En contact avec notre quotidien, cette pathologie interpelle également par son impact sur l’activité physique, le bien-être global et la qualité de vie. Cet article détaille les multiples facettes de cette affection, allant de la découverte des mécanismes à l’explication des différentes options thérapeutiques modernes, incluant notamment la chirurgie arthroscopique, qui tend à renouveler les approches classiquement utilisées.

Comprendre la maladie de Haglund, c’est avant tout s’armer de connaissances concrètes sur une affection qui engage la mobilité et la santé du talon, tout en apportant des solutions accessibles et personnalisées afin de retrouver une vie active sans douleur. Explorons ensemble ses mystères, diagnostics et possibilités thérapeutiques.
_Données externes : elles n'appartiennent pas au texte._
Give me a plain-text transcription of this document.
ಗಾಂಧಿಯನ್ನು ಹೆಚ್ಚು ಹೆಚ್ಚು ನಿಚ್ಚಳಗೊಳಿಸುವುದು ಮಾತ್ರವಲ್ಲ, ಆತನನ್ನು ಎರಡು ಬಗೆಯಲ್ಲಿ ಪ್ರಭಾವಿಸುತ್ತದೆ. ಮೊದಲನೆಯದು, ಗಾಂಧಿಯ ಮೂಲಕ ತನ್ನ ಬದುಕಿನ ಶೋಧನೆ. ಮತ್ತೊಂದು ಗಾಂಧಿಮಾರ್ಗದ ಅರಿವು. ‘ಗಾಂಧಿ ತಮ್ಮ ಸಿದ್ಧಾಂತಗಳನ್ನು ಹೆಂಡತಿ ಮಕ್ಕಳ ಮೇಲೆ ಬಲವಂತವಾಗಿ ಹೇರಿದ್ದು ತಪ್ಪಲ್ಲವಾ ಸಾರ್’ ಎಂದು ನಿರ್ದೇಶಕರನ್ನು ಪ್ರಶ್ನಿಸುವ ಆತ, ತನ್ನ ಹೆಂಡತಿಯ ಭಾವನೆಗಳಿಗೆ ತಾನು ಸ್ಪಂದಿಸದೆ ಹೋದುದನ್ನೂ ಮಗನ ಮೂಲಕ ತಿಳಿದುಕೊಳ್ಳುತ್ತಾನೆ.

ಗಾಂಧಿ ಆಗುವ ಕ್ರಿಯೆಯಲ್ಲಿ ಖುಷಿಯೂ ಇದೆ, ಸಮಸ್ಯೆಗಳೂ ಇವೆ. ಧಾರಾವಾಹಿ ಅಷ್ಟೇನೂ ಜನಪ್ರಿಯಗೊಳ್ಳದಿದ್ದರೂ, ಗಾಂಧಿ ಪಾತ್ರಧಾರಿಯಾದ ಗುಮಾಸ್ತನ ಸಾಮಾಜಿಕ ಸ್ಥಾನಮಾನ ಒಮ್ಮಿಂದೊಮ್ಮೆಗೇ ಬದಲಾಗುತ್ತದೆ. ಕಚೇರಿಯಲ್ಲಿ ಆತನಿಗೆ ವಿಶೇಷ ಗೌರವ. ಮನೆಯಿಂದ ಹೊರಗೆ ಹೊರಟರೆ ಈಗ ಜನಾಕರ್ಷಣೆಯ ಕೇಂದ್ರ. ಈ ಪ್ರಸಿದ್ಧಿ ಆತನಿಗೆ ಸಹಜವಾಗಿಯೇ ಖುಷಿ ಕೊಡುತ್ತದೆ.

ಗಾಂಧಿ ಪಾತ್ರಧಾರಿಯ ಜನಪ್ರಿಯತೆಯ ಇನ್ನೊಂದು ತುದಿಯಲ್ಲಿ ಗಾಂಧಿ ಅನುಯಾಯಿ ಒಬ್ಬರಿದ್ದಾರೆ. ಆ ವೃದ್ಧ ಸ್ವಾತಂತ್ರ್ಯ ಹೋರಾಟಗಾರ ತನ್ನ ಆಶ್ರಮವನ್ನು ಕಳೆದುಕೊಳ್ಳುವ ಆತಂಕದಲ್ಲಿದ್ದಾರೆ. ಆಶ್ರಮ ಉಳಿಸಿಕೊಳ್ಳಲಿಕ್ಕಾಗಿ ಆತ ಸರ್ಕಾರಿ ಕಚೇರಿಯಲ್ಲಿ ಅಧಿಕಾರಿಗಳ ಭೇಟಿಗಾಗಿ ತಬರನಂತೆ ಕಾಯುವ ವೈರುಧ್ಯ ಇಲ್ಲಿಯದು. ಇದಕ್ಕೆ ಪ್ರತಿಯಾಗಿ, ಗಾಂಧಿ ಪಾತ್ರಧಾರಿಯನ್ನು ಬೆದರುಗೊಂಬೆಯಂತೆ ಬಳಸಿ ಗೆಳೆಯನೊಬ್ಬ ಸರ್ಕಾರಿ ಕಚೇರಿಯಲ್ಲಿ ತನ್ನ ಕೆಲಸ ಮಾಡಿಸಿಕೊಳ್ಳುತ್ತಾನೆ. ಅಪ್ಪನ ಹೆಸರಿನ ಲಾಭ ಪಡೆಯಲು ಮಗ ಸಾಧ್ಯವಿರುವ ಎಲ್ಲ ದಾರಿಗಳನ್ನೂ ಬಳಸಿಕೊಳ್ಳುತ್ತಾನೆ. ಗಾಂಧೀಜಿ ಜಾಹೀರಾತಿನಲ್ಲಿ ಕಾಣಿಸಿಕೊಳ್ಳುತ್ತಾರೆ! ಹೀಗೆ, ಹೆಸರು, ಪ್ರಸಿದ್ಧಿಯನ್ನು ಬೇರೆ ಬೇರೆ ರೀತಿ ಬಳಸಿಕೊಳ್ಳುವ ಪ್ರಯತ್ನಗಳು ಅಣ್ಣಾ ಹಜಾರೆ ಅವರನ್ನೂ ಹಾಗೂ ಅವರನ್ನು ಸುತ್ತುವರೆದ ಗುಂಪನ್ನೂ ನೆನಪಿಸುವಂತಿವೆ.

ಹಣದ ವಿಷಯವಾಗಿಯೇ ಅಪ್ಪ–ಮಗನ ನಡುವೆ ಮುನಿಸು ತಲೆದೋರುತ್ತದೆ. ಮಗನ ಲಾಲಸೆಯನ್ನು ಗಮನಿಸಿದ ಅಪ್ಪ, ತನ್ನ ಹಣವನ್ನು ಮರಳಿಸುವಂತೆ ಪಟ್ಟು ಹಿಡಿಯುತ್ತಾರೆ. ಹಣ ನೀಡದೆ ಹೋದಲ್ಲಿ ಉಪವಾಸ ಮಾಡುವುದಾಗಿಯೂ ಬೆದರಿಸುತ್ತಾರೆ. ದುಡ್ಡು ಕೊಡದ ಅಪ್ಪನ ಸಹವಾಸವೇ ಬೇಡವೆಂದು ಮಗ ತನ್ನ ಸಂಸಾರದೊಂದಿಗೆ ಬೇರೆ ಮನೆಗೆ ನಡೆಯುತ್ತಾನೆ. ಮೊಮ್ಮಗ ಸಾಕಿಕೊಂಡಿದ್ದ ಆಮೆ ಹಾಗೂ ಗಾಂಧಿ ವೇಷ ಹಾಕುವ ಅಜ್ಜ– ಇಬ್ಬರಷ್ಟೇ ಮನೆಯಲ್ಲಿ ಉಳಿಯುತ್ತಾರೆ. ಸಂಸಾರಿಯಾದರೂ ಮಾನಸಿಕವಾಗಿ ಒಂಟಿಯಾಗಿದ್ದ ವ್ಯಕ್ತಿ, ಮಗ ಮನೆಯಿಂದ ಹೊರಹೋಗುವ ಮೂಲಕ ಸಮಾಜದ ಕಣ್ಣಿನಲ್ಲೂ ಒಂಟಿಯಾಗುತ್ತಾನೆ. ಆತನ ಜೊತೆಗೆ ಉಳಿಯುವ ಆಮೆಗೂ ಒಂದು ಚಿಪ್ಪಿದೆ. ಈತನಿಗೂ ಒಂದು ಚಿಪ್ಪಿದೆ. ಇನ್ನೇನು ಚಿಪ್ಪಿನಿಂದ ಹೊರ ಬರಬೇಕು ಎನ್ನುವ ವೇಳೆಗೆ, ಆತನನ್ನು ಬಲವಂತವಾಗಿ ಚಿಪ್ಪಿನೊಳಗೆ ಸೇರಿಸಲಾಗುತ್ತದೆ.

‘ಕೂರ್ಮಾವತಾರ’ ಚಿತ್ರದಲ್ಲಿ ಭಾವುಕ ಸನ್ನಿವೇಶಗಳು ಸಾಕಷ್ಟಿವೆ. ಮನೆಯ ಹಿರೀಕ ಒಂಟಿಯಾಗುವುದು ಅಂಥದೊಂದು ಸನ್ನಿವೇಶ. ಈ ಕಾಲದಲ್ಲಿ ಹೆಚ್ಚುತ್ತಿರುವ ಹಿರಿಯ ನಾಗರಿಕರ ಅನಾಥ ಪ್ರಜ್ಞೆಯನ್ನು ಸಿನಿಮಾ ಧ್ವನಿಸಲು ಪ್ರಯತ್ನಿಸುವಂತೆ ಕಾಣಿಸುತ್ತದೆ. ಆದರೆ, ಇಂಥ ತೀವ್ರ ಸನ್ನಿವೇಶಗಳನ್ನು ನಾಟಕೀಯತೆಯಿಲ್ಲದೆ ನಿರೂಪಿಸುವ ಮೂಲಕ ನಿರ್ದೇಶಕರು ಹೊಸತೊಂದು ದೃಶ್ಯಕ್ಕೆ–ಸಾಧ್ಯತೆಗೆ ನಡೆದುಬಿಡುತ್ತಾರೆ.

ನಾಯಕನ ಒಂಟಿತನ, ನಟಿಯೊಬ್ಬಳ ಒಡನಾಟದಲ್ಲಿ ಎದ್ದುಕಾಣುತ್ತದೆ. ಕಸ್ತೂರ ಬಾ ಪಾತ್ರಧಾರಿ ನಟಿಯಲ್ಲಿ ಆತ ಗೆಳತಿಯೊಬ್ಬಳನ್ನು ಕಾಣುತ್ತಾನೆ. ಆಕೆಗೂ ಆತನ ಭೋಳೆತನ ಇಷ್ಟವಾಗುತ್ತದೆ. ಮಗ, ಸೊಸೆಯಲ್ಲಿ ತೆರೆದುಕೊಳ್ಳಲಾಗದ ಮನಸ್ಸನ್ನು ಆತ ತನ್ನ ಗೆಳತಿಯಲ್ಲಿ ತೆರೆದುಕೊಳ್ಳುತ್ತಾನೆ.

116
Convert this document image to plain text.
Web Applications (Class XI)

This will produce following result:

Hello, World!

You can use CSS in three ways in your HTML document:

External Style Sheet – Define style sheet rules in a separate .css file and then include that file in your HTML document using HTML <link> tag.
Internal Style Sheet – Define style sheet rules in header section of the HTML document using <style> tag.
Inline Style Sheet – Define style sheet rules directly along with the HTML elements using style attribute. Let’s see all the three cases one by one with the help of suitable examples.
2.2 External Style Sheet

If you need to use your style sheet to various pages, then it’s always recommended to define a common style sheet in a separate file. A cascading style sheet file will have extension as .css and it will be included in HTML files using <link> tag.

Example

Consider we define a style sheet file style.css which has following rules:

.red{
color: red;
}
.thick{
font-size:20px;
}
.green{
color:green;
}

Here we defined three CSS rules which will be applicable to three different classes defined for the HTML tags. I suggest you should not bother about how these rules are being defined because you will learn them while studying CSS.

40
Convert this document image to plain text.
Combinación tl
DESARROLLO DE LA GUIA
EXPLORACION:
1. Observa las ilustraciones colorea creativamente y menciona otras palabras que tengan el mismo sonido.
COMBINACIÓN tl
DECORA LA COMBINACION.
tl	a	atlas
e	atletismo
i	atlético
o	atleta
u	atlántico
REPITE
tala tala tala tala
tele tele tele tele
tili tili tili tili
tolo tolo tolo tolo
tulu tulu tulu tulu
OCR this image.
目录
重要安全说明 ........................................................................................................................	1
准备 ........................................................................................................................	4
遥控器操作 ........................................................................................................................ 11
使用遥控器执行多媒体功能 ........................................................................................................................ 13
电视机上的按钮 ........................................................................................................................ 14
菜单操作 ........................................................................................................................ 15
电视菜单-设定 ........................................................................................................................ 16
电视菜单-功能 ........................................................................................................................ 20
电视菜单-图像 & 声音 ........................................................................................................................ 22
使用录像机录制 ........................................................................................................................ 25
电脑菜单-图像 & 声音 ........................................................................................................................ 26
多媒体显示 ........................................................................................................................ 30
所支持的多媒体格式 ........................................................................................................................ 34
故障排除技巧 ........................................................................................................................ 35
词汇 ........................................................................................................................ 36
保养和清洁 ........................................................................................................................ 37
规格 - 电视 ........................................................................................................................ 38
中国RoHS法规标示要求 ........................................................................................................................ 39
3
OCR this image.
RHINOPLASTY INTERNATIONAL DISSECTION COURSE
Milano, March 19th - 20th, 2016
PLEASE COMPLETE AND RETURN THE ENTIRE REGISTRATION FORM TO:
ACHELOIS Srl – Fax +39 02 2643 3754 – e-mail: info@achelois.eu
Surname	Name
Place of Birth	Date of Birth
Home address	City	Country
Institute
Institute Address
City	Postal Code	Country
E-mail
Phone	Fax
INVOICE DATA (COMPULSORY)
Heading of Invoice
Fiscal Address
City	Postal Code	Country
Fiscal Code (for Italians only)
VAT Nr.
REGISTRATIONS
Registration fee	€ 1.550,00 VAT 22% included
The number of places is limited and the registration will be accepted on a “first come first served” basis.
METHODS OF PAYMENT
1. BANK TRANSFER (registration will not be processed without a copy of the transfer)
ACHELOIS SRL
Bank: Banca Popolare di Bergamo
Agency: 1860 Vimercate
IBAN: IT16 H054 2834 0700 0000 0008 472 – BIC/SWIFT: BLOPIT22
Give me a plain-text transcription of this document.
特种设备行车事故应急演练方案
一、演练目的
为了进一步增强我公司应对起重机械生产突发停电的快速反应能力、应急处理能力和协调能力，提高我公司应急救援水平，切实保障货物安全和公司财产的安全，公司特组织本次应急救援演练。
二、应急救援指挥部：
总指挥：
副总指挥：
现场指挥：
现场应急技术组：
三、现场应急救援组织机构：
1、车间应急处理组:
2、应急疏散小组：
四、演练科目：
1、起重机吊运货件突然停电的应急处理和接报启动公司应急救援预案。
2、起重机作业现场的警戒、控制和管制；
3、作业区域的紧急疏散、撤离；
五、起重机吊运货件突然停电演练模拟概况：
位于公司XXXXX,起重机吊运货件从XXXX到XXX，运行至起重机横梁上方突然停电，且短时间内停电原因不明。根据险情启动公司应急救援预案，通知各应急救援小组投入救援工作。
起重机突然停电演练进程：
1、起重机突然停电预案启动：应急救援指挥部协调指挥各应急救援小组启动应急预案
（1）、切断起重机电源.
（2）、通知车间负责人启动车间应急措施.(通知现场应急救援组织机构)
  • La maladie de Haglund se caractérise par une excroissance osseuse du calcanéum en conflit avec le tendon d’Achille.
  • Les symptômes majeurs incluent une douleur talon, une rougeur, un gonflement et parfois une limitation de la pratique sportive.
  • Différents facteurs de risque comme les chaussures inadaptées et certaines malformations du pied favorisent son apparition.
  • Le diagnostic repose principalement sur des examens d’imagerie comme la radiographie et l’échographie, parfois complétés par une IRM.
  • Les traitements vont du médical à la chirurgie, incluant des solutions conservatrices ou des interventions par arthroscopie.

Les causes principales de la maladie de Haglund et leurs implications pour le talon d’Achille

La maladie de Haglund trouve son origine dans une malformation anatomique au niveau du calcanéum, cette protrusion osseuse qui constitue le talon. On observe une excroissance osseuse, également appelée « exostose », se dirigeant vers le haut et l’arrière, provoquant un véritable mécanisme de friction contre le tendon d’Achille. Ce conflit tendineux répétitif est la source première de l’inflammation qui caractérise la maladie.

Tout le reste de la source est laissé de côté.